This research study is studying a targeted therapy drug as a possible treatment for IDH2 mutant acute myeloid leukemia or chronic myelomonocytic leukemia while undergoing hematopoietic stem cell transplantation. The drug involved in this study is: -Enasidenib.
Condition Title Intervention Phase
Acute Myeloid Leukemia Chronic Myelomonocytic Leukemia Enasidenib Phase 1
Study Type Interventional
Official Title A Phase I Study of IDH2 Inhibition Using Enasidenib as Maintenance Therapy for IDH2-mutant Myeloid Neoplasms Following Allogeneic Stem Cell Transplantation

Primary Outcome Measures

Maximum Tolerated Dose (MTD) [Time Frame: 28 Days] [Designated as safety issue: ]
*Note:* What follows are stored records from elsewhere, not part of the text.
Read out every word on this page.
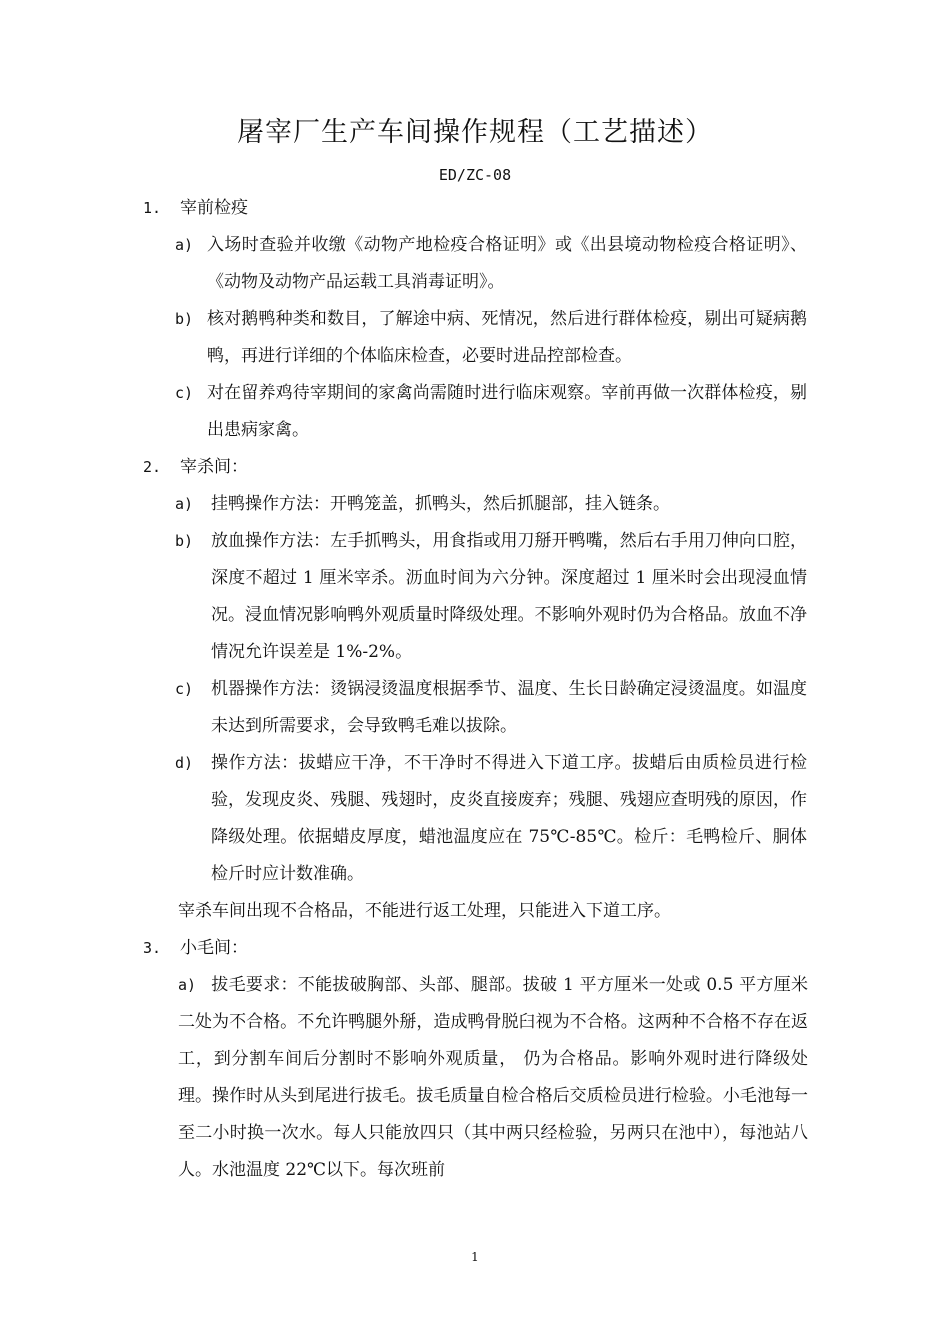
屠宰厂生产车间操作规程（工艺描述）
ED/ZC-08
1. 宰前检疫
a) 入场时查验并收缴《动物产地检疫合格证明》或《出县境动物检疫合格证明》、《动物及动物产品运载工具消毒证明》。
b) 核对鹅鸭种类和数目，了解途中病、死情况，然后进行群体检疫，剔出可疑病鹅鸭，再进行详细的个体临床检查，必要时进品控部检查。
c) 对在留养鸡待宰期间的家禽尚需随时进行临床观察。宰前再做一次群体检疫，剔出患病家禽。
2. 宰杀间：
a) 挂鸭操作方法：开鸭笼盖，抓鸭头，然后抓腿部，挂入链条。
b) 放血操作方法：左手抓鸭头，用食指或用刀掰开鸭嘴，然后右手用刀伸向口腔，深度不超过 1 厘米宰杀。沥血时间为六分钟。深度超过 1 厘米时会出现浸血情况。浸血情况影响鸭外观质量时降级处理。不影响外观时仍为合格品。放血不净情况允许误差是 1%-2%。
c) 机器操作方法：烫锅浸烫温度根据季节、温度、生长日龄确定浸烫温度。如温度未达到所需要求，会导致鸭毛难以拔除。
d) 操作方法：拔蜡应干净，不干净时不得进入下道工序。拔蜡后由质检员进行检验，发现皮炎、残腿、残翅时，皮炎直接废弃；残腿、残翅应查明残的原因，作降级处理。依据蜡皮厚度，蜡池温度应在 75℃-85℃。检斤：毛鸭检斤、胴体检斤时应计数准确。
宰杀车间出现不合格品，不能进行返工处理，只能进入下道工序。
3. 小毛间：
a) 拔毛要求：不能拔破胸部、头部、腿部。拔破 1 平方厘米一处或 0.5 平方厘米二处为不合格。不允许鸭腿外掰，造成鸭骨脱臼视为不合格。这两种不合格不存在返工，到分割车间后分割时不影响外观质量， 仍为合格品。影响外观时进行降级处理。操作时从头到尾进行拔毛。拔毛质量自检合格后交质检员进行检验。小毛池每一至二小时换一次水。每人只能放四只（其中两只经检验，另两只在池中），每池站八人。水池温度 22℃以下。每次班前
1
Number of participants with dose limiting toxicities (DLT) [Time Frame: 28 days] [Designated as safety issue: ]


Secondary Outcome Measures

The number of participants with Enasidenib related adverse events [Time Frame: From the start of treatment until 30 days after the end of treatment, treatment may continue for up to 12 28-day cycles] [Designated as safety issue: ]

Cumulative incidence of acute GVHD [Time Frame: Cycle 1 days 1, 8, and 15; day 1 of every subsequent cycle (cycles are 28-days), up to 100 days after the start of treatment] [Designated as safety issue: ]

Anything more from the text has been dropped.